「小姐,膽子忒大也會怕!」翠喜的語氣不大好,「是做了什麼虧心事吧!」
「呵呵,你沒睡呀?」雲海棠點亮了燭火,方瞧清她的臉上已經退去了先前的醉紅。
「喝那麼多醒酒湯,讓人怎麼睡?!」翠喜和雲海棠一樣,一愛吃,二貪睡,這會子一點睡意也沒有,氣得能把棉絮點燃。
「啊……老景給你灌醒酒湯啦?」雲海棠心中知道老景的性格,最是心疼她這個沒心沒肺的小丫頭,心中只嗔道,從來也沒見你幫我醒酒,轉念又一想,也對,自己反正也沒醉過。
大約,除了,今個晚上。
「已幫你擋了老夫人的故事會,我要睡了!」小姐回來,翠喜方覺得有些困。
這是一個無夢之夜,雲海棠睡得安穩。
第二天,天剛亮,雲海棠便被翠喜搖醒。
沒有大事,她從來不會叫小姐這麼早起床,雲海棠不解地問:「幹嘛?」
「門外有人找你!」
第42章 怎麼是你?
雲海棠的心倏而像天邊的朝霞,鋪滿了粉色,讓翠喜匆匆地為自己盤了個髻,便急忙忙地推門而出。
風蘅小築的門外早已立了一人,清瘦的身影在風中像一道殘竹,單單傾向這邊。
「怎麼是你?」雲海棠眉心緊皺,這是雲府內院,他如何一大早便進來了?
竇徑蹤搓著雙手,略有侷促,並不知如何開口。
只見他猶豫了片刻,話語間有些吞吐,略是緊張地道:「昨日之事,請你別誤會!」
誤會?!
你將賀疏影帶回瀾園,納為妾氏,還有什麼誤會?
「是你誤會了吧,竇大人!」今生我們並無牽扯,你好端端地說出這些來,是不是誤會太深!
雲海棠的話甫一說出口,竇徑蹤的臉色便難看了許多,慌忙解釋:「昨晚是薛尚書的酒宴,那是他請來的舞姬。
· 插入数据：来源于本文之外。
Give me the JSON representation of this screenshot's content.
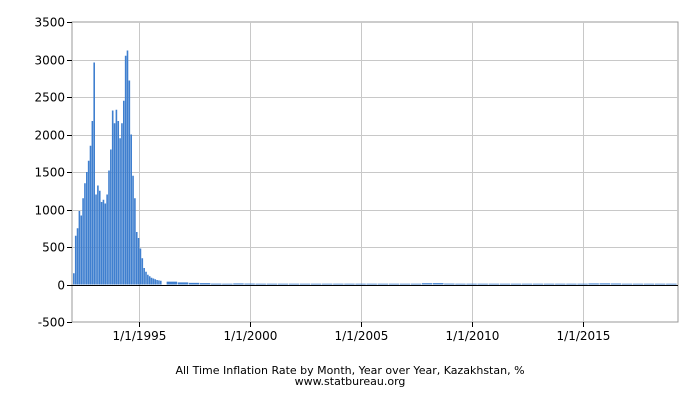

」
你與我說這個做什麼,雲海棠輕挑了眉尖,心裡想道,話在嘴邊卻不自主地改了口:「那為何會在你懷裡?」
她的眸間盛著冷意,就像當年第一次看見賀疏影來竇府時一般,望向竇徑蹤那張清俊白皙的臉,想聽他如何再開口。
竇徑蹤忙往前走了兩步,好像有滿腔的話堵著,一時竟不知如何去說:「她……她喝醉了……」
雲海棠的唇角驀地勾起一抹笑:「巧了!昨兒,我也喝醉了!」
是的,昨夜,她也醉了,醉在一片清清冷冷的月色中,醉在馬車搖搖晃晃的轔聲里,醉在那人深情凝望的眸底,醉在自己無法走出的夢境。
一份緣起,一份緣滅,雲海棠不願再勾起過往。她恍惚覺得,上一世,也是這樣一個清晨,竇徑蹤就是這般搓著雙手,侷促而緊張地站在雲府門外,那時候的自己怎麼會那樣便輕易信了他所有的語言。